Matt Ryan and D.J. Shockley

wes said...

I have been thinking about all this alot lately. We as college football fans are set up for torment. In the Nfl you can lose 5 or 6 games and still be the champion. In college it is usually one and done, on the occasion a two loss team will get in(lsu). How are we as college fans supposed to expect greatness week in and weekout from college kids. I am only a year removed from school and know that these days college students have a ton going on besides football. I also feel like we in the sec are punished for playing in a good conference. You can be a big ten team lose a game and then have 4 or five bye weeks left in your schedule.
Now on to the problem at hand. I feel like a tratior, the reason I feel this way is that yesterday during the game I was envious of the Florida fans. It wasnt because of the mullets or the jorts but it was TEBOW. I actualy hate Tim because he wears orange but I wish we had one guy, just one on our team that had the pride and pashion to be a BULLDAWG. I saw the piece were he apoligised after ol miss, do you see stafford, knowshon, or asher doing this? Im tired of the big expectations and ready for results. Knowshon, Stafford, and Asher owe us one and they better damn well be back next year. And somebody better damn well have the pride on the field that our fans exert all to often.

Carter said...

Addendum:

Is Stafford starting to remind anyone else of Jeff George?

David Hale said...

I can't argue with the point about the spot from Penn Wagers, but the fact is, a.) it was reviewed by the replay official (not Wagers) and wasn't overturned, and b.) in the end, it's hard to argue the refs cost Georgia that game.
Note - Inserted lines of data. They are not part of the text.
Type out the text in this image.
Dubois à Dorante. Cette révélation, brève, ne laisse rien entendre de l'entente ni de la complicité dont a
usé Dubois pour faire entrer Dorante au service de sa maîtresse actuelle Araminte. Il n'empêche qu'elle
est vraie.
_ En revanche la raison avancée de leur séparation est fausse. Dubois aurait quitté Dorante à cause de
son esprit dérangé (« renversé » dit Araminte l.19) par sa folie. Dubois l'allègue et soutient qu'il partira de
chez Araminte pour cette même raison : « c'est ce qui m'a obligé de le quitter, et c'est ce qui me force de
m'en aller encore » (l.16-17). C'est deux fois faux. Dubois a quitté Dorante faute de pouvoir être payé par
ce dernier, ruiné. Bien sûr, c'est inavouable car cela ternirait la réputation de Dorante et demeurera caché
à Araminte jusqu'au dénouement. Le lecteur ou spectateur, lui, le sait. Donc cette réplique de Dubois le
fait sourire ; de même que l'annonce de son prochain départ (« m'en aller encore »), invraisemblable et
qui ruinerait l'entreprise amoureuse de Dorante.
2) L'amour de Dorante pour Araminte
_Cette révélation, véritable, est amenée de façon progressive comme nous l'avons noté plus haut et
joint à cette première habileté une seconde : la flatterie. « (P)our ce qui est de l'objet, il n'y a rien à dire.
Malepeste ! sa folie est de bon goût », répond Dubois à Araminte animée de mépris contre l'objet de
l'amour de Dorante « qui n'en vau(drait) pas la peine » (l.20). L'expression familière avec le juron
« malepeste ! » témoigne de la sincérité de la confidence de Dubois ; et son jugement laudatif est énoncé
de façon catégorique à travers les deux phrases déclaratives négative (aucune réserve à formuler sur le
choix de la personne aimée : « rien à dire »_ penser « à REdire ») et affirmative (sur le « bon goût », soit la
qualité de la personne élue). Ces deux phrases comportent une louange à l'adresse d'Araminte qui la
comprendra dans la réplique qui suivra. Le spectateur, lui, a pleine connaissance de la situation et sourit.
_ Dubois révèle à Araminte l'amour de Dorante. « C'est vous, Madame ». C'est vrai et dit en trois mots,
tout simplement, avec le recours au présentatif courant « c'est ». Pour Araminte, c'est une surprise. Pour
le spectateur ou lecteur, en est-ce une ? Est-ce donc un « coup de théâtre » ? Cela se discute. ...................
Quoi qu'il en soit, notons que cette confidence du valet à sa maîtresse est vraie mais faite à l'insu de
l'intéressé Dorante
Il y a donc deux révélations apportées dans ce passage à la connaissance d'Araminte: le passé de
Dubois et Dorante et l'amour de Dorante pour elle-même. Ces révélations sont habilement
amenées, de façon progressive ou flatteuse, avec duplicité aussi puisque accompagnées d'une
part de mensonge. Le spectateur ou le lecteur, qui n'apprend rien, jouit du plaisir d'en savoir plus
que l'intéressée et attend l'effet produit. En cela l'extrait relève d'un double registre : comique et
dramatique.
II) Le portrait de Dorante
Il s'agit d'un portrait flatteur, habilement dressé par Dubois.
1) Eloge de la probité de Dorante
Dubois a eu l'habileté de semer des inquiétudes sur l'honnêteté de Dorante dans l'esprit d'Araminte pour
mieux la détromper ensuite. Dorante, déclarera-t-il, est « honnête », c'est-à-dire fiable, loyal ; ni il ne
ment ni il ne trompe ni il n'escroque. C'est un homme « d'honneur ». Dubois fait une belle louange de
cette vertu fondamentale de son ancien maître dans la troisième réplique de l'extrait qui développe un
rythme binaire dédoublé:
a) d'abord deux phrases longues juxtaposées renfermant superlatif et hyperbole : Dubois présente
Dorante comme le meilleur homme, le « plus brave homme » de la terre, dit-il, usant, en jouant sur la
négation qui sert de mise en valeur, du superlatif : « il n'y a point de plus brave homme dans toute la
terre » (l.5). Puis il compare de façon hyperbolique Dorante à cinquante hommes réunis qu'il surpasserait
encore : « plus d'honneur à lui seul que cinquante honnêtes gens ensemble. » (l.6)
I do agree there were some questionable calls, and what happened the last time Wagers ref'd UGA game was absurd, but the loss would still have been a loss. When it's 49-10, there's plenty of blame to go around.

I really like Carter's post, and he's right -- every week in college football is a potential heartbreaker. That's both the best and worst part of the sport. And yes, we definitely expect an awful lot out of 19, 20 and 21-year-olds.

wes said...

You really like my post David carter is talking about pro QBS. I wanted you to know I live in Kentucky and have follwed you a bit but know that you blog here I read it daily. Thanks alot David and keep up the great work.